La vente de ces volailles n’est pas sans risque, mais est favorisée par un système de subventions — facilitant par exemple l’accès aux pays producteurs du soja qui nourrit les poulets (principalement la Chine, le Brésil et les États-Unis18), ou l’octroi de prêts commerciaux. Bref, la dépense publique se fait au bénéfice du profit privé : un des aspects de l’« argent cheap ».

Mettre en place cet écosystème requiert encore un dernier élément — le règne des «vies cheap». Celles des femmes, des colonisés, des pauvres, des gens de couleur, des immigrés… (ainsi que celles des animaux). Et pourtant, à chaque étape de ce processus, les hommes ont résisté — depuis les Peuples Indigènes19 dont les volailles ont fourni le matériel génétique aux poulets industriels, jusqu’aux travailleurs du secteur demandant que leur souffrance soit reconnue, en passant par ceux qui combattent le changement climatique et Wall Street.

Quand on voit, rien qu’à partir de cet exemple ordinaire, les luttes sociales menées autour de la nature, de l’argent, du travail, du care, de la nourriture, de l’énergie et de la vie elle-même, on comprend pourquoi le vrai symbole de la modernité, ce n’est pas l’automobile ou le smartphone, mais les Chicken McNuggets.

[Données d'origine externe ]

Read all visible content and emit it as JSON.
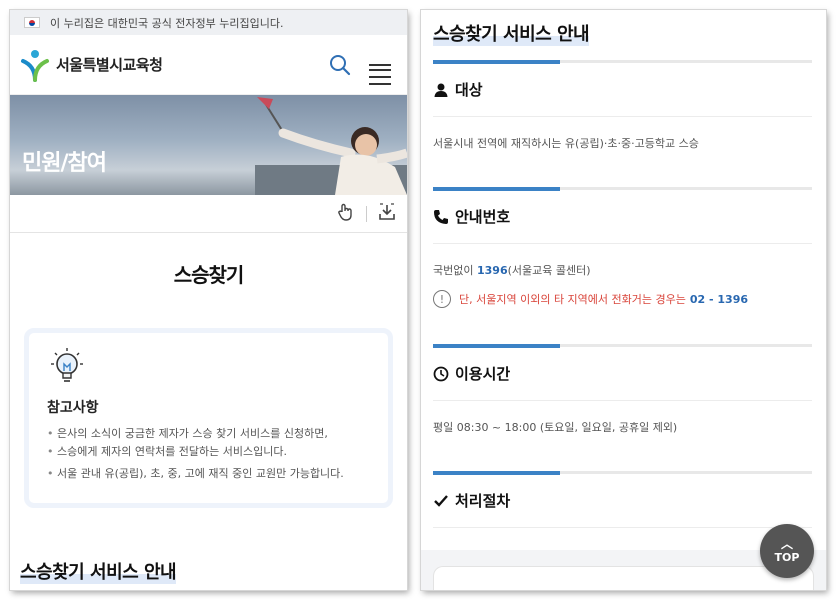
{
  "gov_bar": {
    "text": "이 누리집은 대한민국 공식 전자정부 누리집입니다."
  },
  "header": {
    "logo_text": "서울특별시교육청"
  },
  "banner": {
    "title": "민원/참여"
  },
  "page": {
    "heading": "스승찾기"
  },
  "notice": {
    "title": "참고사항",
    "items": [
      "은사의 소식이 궁금한 제자가 스승 찾기 서비스를 신청하면,",
      "스승에게 제자의 연락처를 전달하는 서비스입니다.",
      "서울 관내 유(공립), 초, 중, 고에 재직 중인 교원만 가능합니다."
    ]
  },
  "section_title": "스승찾기 서비스 안내",
  "sections": {
    "target": {
      "title": "대상",
      "body": "서울시내 전역에 재직하시는 유(공립)·초·중·고등학교 스승"
    },
    "contact": {
      "title": "안내번호",
      "prefix": "국번없이 ",
      "number": "1396",
      "suffix": "(서울교육 콜센터)",
      "warn_icon": "!",
      "warn_text": "단, 서울지역 이외의 타 지역에서 전화거는 경우는 ",
      "warn_number": "02 - 1396"
    },
    "hours": {
      "title": "이용시간",
      "body": "평일 08:30 ~ 18:00 (토요일, 일요일, 공휴일 제외)"
    },
    "process": {
      "title": "처리절차"
    }
  },
  "top_button": {
    "arrow": "︿",
    "label": "TOP"
  },
  "colors": {
    "accent": "#3b82c6",
    "link_blue": "#2867b0",
    "warn_red": "#d9453b"
  },
  "icons": [
    "flag-icon",
    "logo-icon",
    "search-icon",
    "menu-icon",
    "touch-icon",
    "download-icon",
    "lightbulb-icon",
    "user-icon",
    "phone-icon",
    "clock-icon",
    "check-icon"
  ]
}
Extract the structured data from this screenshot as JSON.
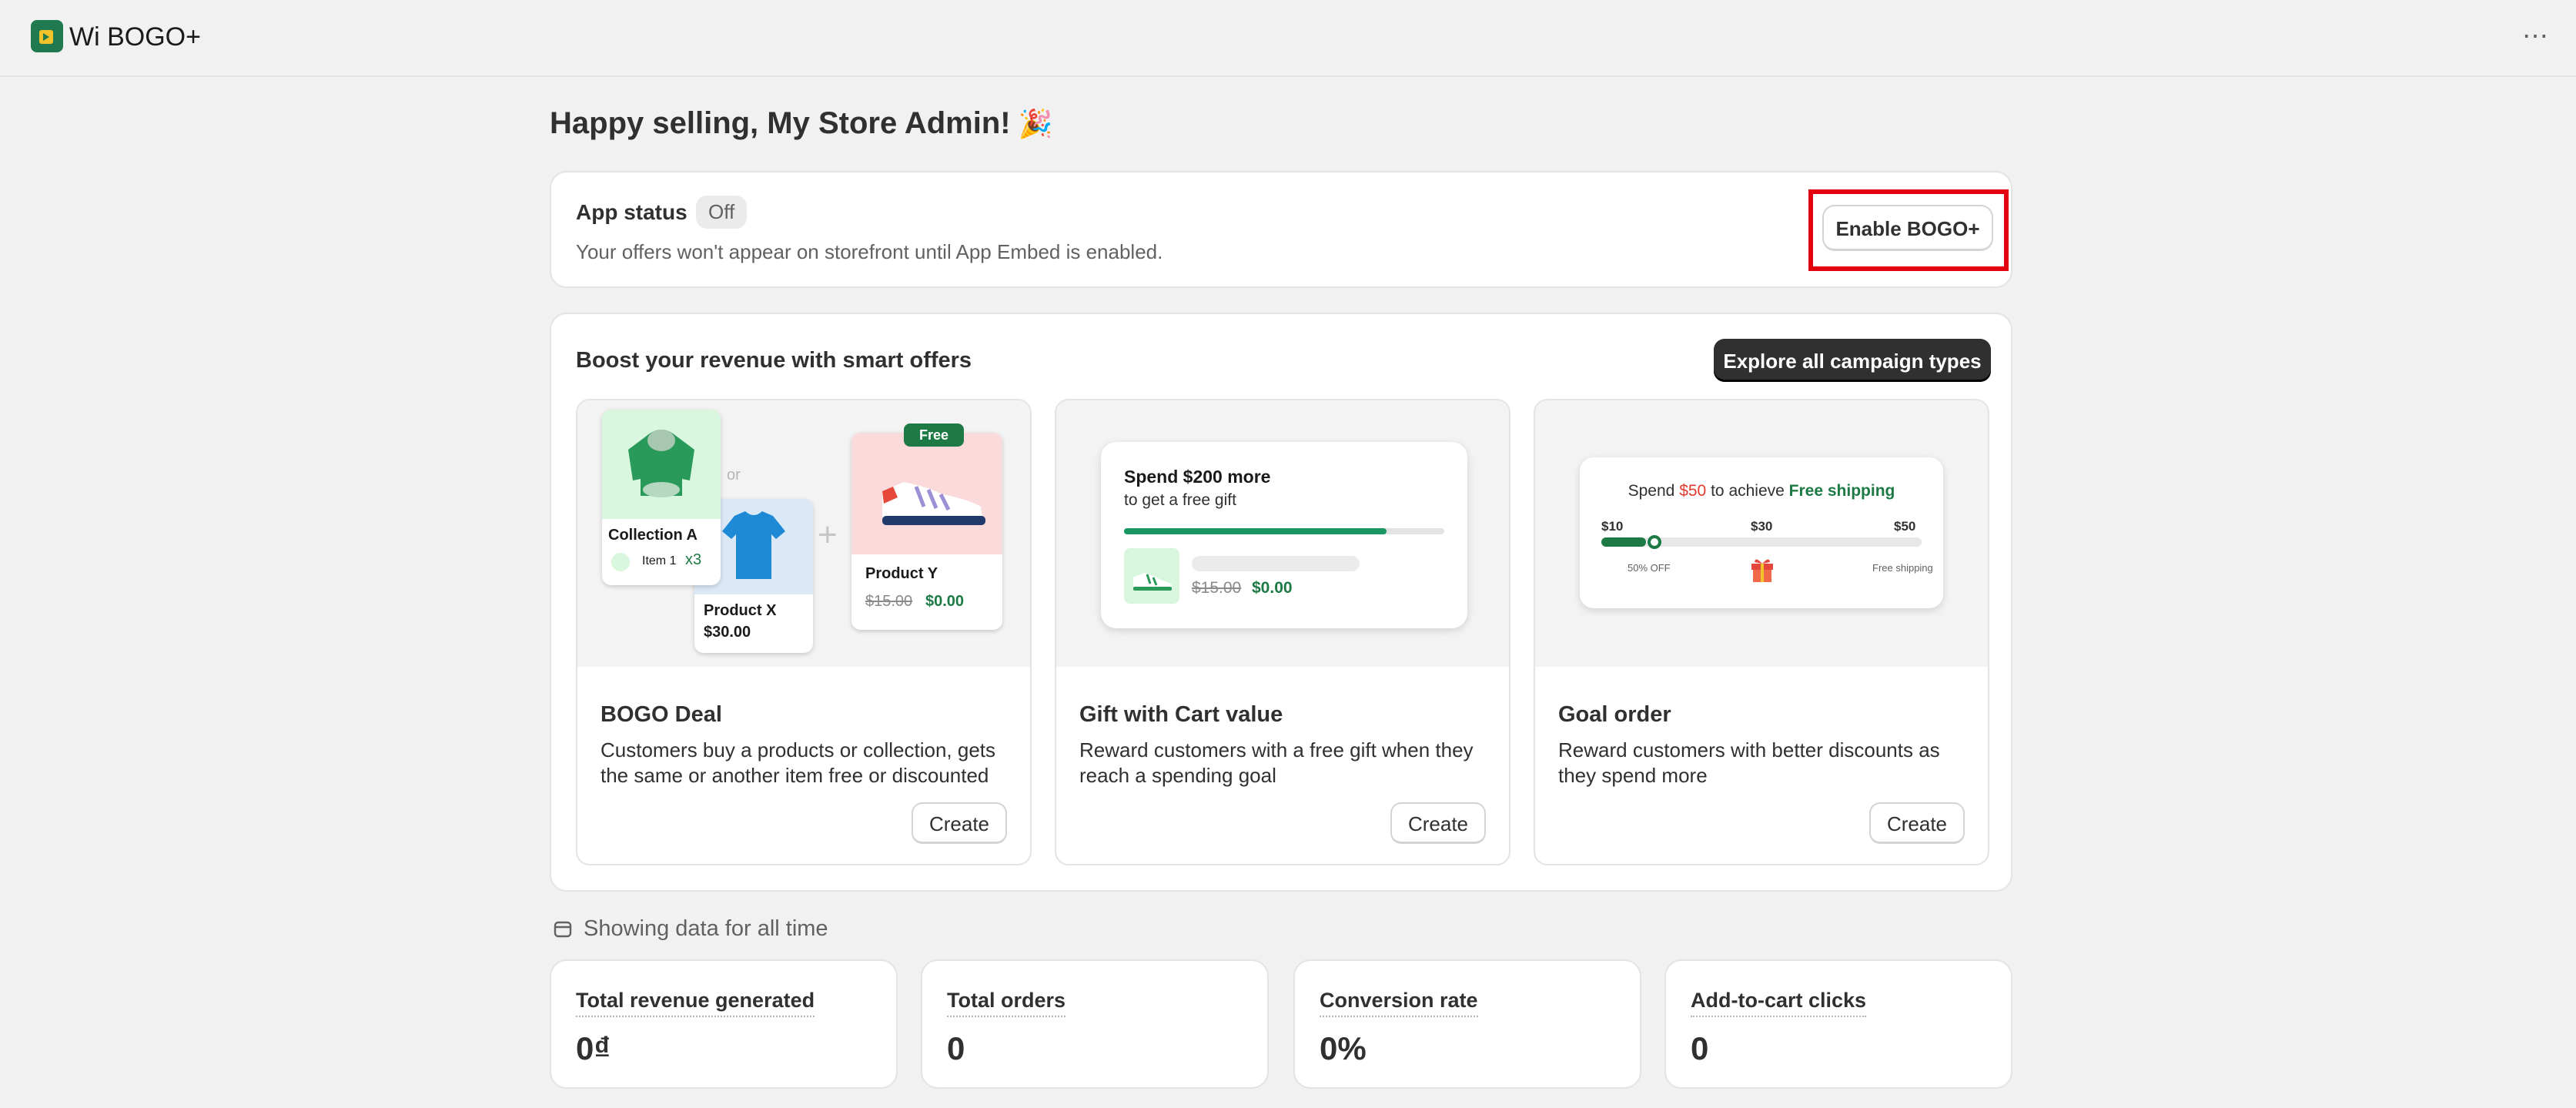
{
  "app": {
    "name": "Wi BOGO+",
    "menu_icon": "more-horizontal-icon"
  },
  "greeting": {
    "text": "Happy selling, My Store Admin!",
    "emoji": "🎉"
  },
  "app_status": {
    "label": "App status",
    "badge": "Off",
    "description": "Your offers won't appear on storefront until App Embed is enabled.",
    "enable_button": "Enable BOGO+",
    "highlight_color": "#e3000f"
  },
  "offers": {
    "title": "Boost your revenue with smart offers",
    "explore_button": "Explore all campaign types",
    "items": [
      {
        "title": "BOGO Deal",
        "description": "Customers buy a products or collection, gets the same or another item free or discounted",
        "create_label": "Create",
        "illustration": {
          "collection_name": "Collection A",
          "collection_item": "Item 1",
          "collection_qty": "x3",
          "or_text": "or",
          "plus_text": "+",
          "product_x_name": "Product X",
          "product_x_price": "$30.00",
          "free_tag": "Free",
          "product_y_name": "Product Y",
          "product_y_old_price": "$15.00",
          "product_y_new_price": "$0.00"
        }
      },
      {
        "title": "Gift with Cart value",
        "description": "Reward customers with a free gift when they reach a spending goal",
        "create_label": "Create",
        "illustration": {
          "line1": "Spend $200 more",
          "line2": "to get a free gift",
          "progress": 0.82,
          "old_price": "$15.00",
          "new_price": "$0.00"
        }
      },
      {
        "title": "Goal order",
        "description": "Reward customers with better discounts as they spend more",
        "create_label": "Create",
        "illustration": {
          "head_prefix": "Spend",
          "head_amount": "$50",
          "head_middle": "to achieve",
          "head_reward": "Free shipping",
          "ticks": [
            "$10",
            "$30",
            "$50"
          ],
          "progress": 0.14,
          "left_label": "50% OFF",
          "right_label": "Free shipping"
        }
      }
    ]
  },
  "data_range": {
    "icon": "calendar-icon",
    "text": "Showing data for all time"
  },
  "stats": [
    {
      "label": "Total revenue generated",
      "value": "0₫"
    },
    {
      "label": "Total orders",
      "value": "0"
    },
    {
      "label": "Conversion rate",
      "value": "0%"
    },
    {
      "label": "Add-to-cart clicks",
      "value": "0"
    }
  ],
  "colors": {
    "brand_green": "#1d7a45",
    "primary_dark": "#303030",
    "page_bg": "#f1f1f1"
  }
}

Tout cela est oublié dès l’instant où l’on trempe ce produit à base de poulet et de soja dans le petit pot de plastique plein de sauce barbecue. Oubliés aussi, les fossiles de mille milliards de volailles, qui survivront à l’humanité qui les a produits — ils en marqueront même le passage. Voilà pourquoi ce livre se veut un antidote à l’oubli. Car faire l’histoire des hommes, de la nature et du système qui a transformé la planète, revient à écrire une brève histoire du monde moderne. Non pas une histoire du monde dans son ensemble, mais plutôt celle de processus qui peuvent expliquer pourquoi le monde ressemble à ce qu’il est aujourd’hui. L’histoire de ces sept choses cheap illustre la façon dont le capitalisme, à partir de l’Europe, s’est étendu au monde entier, comme le montre la carte ci-après, où l’on voit que seule une petite partie de la terre a échappé au pouvoir colonial européen.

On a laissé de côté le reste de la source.